OBJECTIVE: Multiple blood transfusions were often required to treat anemia in uremia patients before the era of recombinant human erythropoietin (r-HuEPO). Iron overload thus frequently occurred in chronic hemodialysis patients. Desferrioxamine (DFO) is an effective chelating agent, which can remove excessive iron and can enhance erythropoiesis. Large dose DFO treatment is a therapy associated with the development of severe complications. In this study, a low dose DFO regime was used to treat iron overloaded hemodialysis patients. The efficacy and side effects of this regiment were evaluated. MATERIALS AND METHODS: Eight iron overloaded chronic hemodialysis patients were enrolled in this study. All patients received DFO 500 mg intravenously twice-a-week for eight months. Serum aluminum, transferrin saturation (TFS) and r-HuEPO requirement were recorded before and after DFO treatment. Serum ferritin and hematocrit (Hct) were measured before, during, and after the DFO withdrawal period. All patients were evaluated and followed closely during treatment. RESULTS: Changes in aluminum, TFS and r-HuEPO dosage were unremarkable (p > 0.05). Hct increased significantly after eight months of DFO treatment (from 25.3% to 27.0%, p < 0.05). Ferritin level was reduced by 43.2% at the end of treatment and an evident decline of ferritin was achieved after four months of treatment (2102 ng/mL to 1166 ng/mL, p < 0.05). All patients tolerated the treatment well and no complications were found. CONCLUSION: Low dose DFO can chelate iron effectively in chronic hemodialysis patients. This treatment can enhance erythropoiesis without adverse effects.     

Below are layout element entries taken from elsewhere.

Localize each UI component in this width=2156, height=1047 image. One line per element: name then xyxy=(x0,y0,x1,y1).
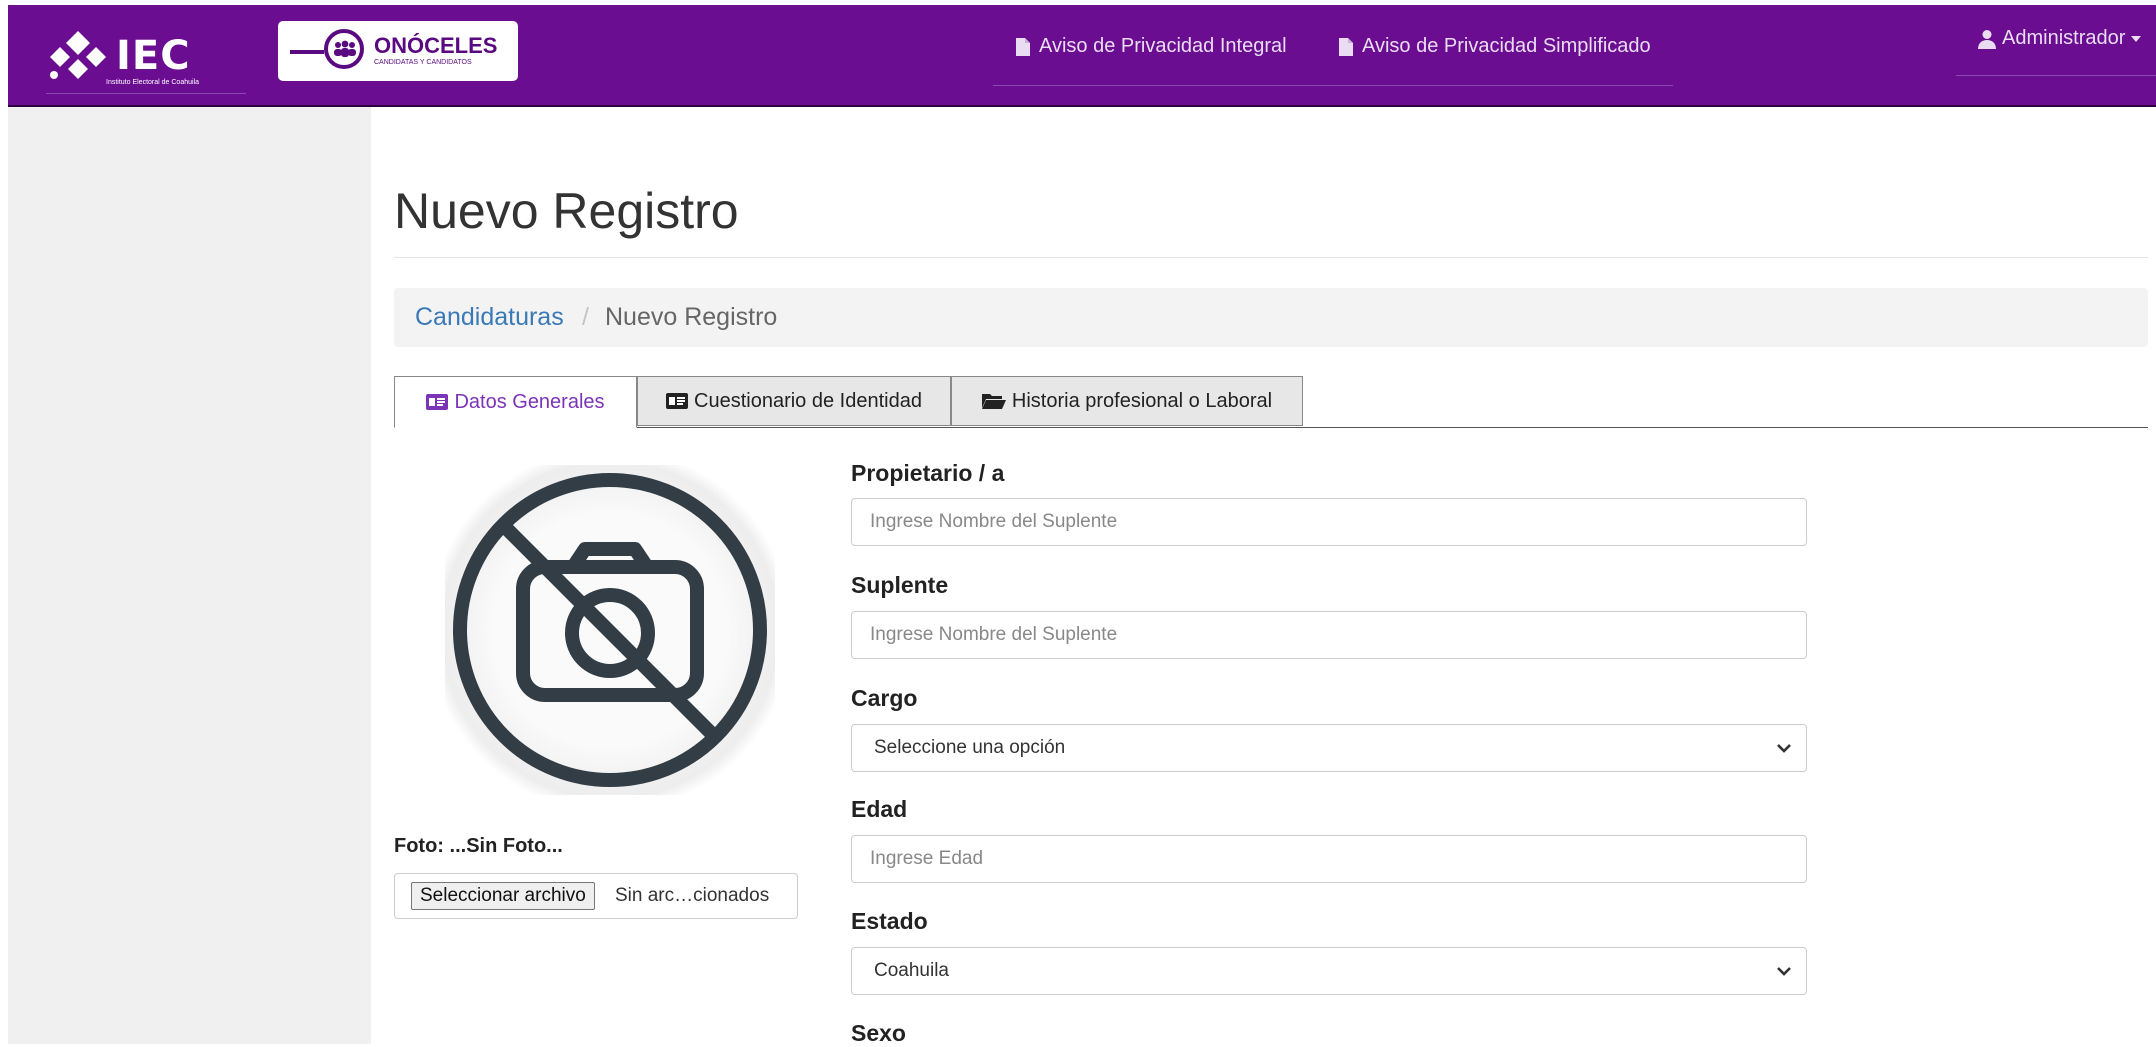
edad-label: Edad xyxy=(851,796,908,822)
tab-label: Historia profesional o Laboral xyxy=(1011,389,1273,412)
no-camera-icon xyxy=(453,473,767,787)
tab-label: Cuestionario de Identidad xyxy=(694,389,922,412)
top-nav-links: Aviso de Privacidad Integral Aviso de Pr… xyxy=(993,27,1673,86)
suplente-label: Suplente xyxy=(851,572,949,598)
tab-cuestionario-identidad[interactable]: Cuestionario de Identidad xyxy=(637,376,951,426)
sidebar xyxy=(8,107,371,1044)
chevron-down-icon xyxy=(1777,744,1791,753)
folder-open-icon xyxy=(981,394,1006,409)
breadcrumb-separator: / xyxy=(582,303,589,331)
user-name: Administrador xyxy=(2002,27,2126,49)
breadcrumb-link-candidaturas[interactable]: Candidaturas xyxy=(415,303,564,332)
tab-datos-generales[interactable]: Datos Generales xyxy=(394,376,637,428)
iec-logo-subtitle: Instituto Electoral de Coahuila xyxy=(106,79,199,86)
user-icon xyxy=(1978,29,1996,49)
suplente-input[interactable] xyxy=(851,611,1807,659)
candidate-photo-placeholder xyxy=(445,465,775,795)
user-menu-toggle[interactable]: Administrador xyxy=(1978,27,2142,50)
iec-logo-text: IEC xyxy=(116,33,191,79)
nav-link-label: Aviso de Privacidad Integral xyxy=(1039,35,1287,57)
document-icon xyxy=(1016,37,1030,56)
photo-file-input[interactable]: Seleccionar archivo Sin arc…cionados xyxy=(394,873,798,919)
top-navbar: IEC Instituto Electoral de Coahuila ONÓC… xyxy=(8,5,2156,107)
chevron-down-icon xyxy=(1777,967,1791,976)
edad-input[interactable] xyxy=(851,835,1807,883)
cargo-select[interactable]: Seleccione una opción xyxy=(851,724,1807,772)
estado-selected-value: Coahuila xyxy=(874,960,949,981)
logo-line-decoration xyxy=(290,50,324,54)
select-file-button[interactable]: Seleccionar archivo xyxy=(411,882,595,910)
page-title: Nuevo Registro xyxy=(394,183,739,239)
tab-bar: Datos Generales Cuestionario de Identida… xyxy=(394,376,2148,428)
user-menu[interactable]: Administrador xyxy=(1956,21,2156,76)
nav-link-aviso-simplificado[interactable]: Aviso de Privacidad Simplificado xyxy=(1338,35,1651,58)
propietario-label: Propietario / a xyxy=(851,460,1005,486)
nav-link-aviso-integral[interactable]: Aviso de Privacidad Integral xyxy=(1015,35,1287,58)
id-card-icon xyxy=(666,393,689,409)
conoceles-logo-subtitle: CANDIDATAS Y CANDIDATOS xyxy=(374,59,472,66)
file-status: Sin arc…cionados xyxy=(615,885,770,906)
cargo-label: Cargo xyxy=(851,685,918,711)
iec-logo-mark-icon xyxy=(50,31,106,79)
title-divider xyxy=(394,257,2148,258)
tab-label: Datos Generales xyxy=(454,390,605,413)
tab-historia-profesional[interactable]: Historia profesional o Laboral xyxy=(951,376,1303,426)
propietario-input[interactable] xyxy=(851,498,1807,546)
nav-link-label: Aviso de Privacidad Simplificado xyxy=(1362,35,1651,57)
id-card-icon xyxy=(426,394,449,410)
conoceles-logo-text: ONÓCELES xyxy=(374,33,498,58)
photo-label: Foto: ...Sin Foto... xyxy=(394,835,563,857)
people-icon xyxy=(334,40,356,57)
caret-down-icon xyxy=(2131,35,2142,42)
cargo-selected-value: Seleccione una opción xyxy=(874,737,1066,758)
breadcrumb-current: Nuevo Registro xyxy=(605,303,778,331)
conoceles-logo[interactable]: ONÓCELES CANDIDATAS Y CANDIDATOS xyxy=(278,21,518,81)
document-icon xyxy=(1339,37,1353,56)
breadcrumb: Candidaturas / Nuevo Registro xyxy=(394,288,2148,347)
estado-label: Estado xyxy=(851,908,928,934)
sexo-label: Sexo xyxy=(851,1020,906,1046)
iec-logo[interactable]: IEC Instituto Electoral de Coahuila xyxy=(46,27,246,94)
estado-select[interactable]: Coahuila xyxy=(851,947,1807,995)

Successful treatment of hemodialysis-related porphyria cutanea tarda with deferoxamine

End-stage renal failure and long-term hemodialysis treatment promote the development of genetically conditioned porphyria cutanea tarda (PCT). The clinical manifestation is triggered off by unknown factors coexisting with renal insufficiency and hemodialysis. Iron overload is often associated with the disease and is thought to play a key role in its pathogenesis. Iron removal by deferoxamine infusions is regarded as the treatment of choice for patients who cannot undergo repeated phlebotomy procedures and has been successfully used in patients with normal renal function. We report a case of hemodialysis-related PCT and iron overload in whom repeated venesections were contraindicated on account of severe anemia and treatment with deferoxamine led to a striking improvement of symptoms.     

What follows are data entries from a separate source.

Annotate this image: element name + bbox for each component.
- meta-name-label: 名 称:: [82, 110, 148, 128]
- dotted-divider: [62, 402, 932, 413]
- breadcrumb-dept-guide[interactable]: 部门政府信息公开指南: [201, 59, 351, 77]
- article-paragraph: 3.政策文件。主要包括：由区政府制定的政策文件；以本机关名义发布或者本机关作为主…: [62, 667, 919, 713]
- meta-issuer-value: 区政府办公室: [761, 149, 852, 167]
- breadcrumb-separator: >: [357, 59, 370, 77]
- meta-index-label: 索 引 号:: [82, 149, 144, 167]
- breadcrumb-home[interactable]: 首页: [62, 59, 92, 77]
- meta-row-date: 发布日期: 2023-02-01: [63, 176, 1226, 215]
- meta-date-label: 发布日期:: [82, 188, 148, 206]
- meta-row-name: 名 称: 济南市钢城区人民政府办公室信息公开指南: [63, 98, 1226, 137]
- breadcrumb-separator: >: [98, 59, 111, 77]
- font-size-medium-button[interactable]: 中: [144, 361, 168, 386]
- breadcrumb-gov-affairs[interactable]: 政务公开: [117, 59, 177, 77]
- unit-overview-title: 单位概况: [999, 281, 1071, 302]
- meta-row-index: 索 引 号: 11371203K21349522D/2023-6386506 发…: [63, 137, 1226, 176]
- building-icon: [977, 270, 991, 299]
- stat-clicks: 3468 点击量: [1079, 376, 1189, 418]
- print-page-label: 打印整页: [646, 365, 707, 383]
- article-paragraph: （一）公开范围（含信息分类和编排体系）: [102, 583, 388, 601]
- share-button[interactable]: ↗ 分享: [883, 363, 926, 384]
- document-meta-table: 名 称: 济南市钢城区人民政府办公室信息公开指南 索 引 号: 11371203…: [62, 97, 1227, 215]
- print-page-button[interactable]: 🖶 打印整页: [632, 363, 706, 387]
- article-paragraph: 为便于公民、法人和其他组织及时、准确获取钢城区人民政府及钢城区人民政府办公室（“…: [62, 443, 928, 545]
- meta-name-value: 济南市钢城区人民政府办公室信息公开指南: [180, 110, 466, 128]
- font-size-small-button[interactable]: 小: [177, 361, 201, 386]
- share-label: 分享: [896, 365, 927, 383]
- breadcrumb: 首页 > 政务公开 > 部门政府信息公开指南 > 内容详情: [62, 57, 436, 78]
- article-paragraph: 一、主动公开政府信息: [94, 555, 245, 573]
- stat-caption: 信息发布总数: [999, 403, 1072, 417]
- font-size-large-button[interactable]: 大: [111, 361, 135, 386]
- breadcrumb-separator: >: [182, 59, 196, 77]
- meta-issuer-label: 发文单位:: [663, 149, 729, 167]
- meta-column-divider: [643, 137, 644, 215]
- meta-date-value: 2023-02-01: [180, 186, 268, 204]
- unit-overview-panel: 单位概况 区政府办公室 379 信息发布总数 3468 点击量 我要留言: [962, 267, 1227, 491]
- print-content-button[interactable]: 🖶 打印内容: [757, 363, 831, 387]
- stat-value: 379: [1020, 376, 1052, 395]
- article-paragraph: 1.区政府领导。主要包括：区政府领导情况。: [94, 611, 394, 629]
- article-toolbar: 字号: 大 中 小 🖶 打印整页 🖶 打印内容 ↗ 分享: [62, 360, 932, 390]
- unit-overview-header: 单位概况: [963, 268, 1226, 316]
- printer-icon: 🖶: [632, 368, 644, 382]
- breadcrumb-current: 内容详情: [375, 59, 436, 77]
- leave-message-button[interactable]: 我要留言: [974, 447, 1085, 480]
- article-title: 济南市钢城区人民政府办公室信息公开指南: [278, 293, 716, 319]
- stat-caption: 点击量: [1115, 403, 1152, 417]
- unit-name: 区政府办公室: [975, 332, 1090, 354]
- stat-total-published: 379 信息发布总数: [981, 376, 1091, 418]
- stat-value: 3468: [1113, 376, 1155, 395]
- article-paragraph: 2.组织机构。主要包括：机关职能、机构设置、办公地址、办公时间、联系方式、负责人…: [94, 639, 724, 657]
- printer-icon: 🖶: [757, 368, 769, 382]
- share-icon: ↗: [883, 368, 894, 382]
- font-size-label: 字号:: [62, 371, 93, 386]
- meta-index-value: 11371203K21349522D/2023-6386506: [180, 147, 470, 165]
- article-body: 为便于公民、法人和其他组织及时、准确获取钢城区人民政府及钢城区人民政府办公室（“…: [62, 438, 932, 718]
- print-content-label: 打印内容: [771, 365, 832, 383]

Irreversible ocular toxicity from single "challenge" dose of deferoxamine

Deferoxamine is a chelating agent used in the treatment of transfusional iron overload and more recently in the diagnosis and treatment of increased aluminum body stores in chronic renal failure patients. High dose chronic and short-term treatment has been associated with ocular toxicity. We present a case of irreversible visual loss that occurred with a single small "challenge" dose of deferoxamine.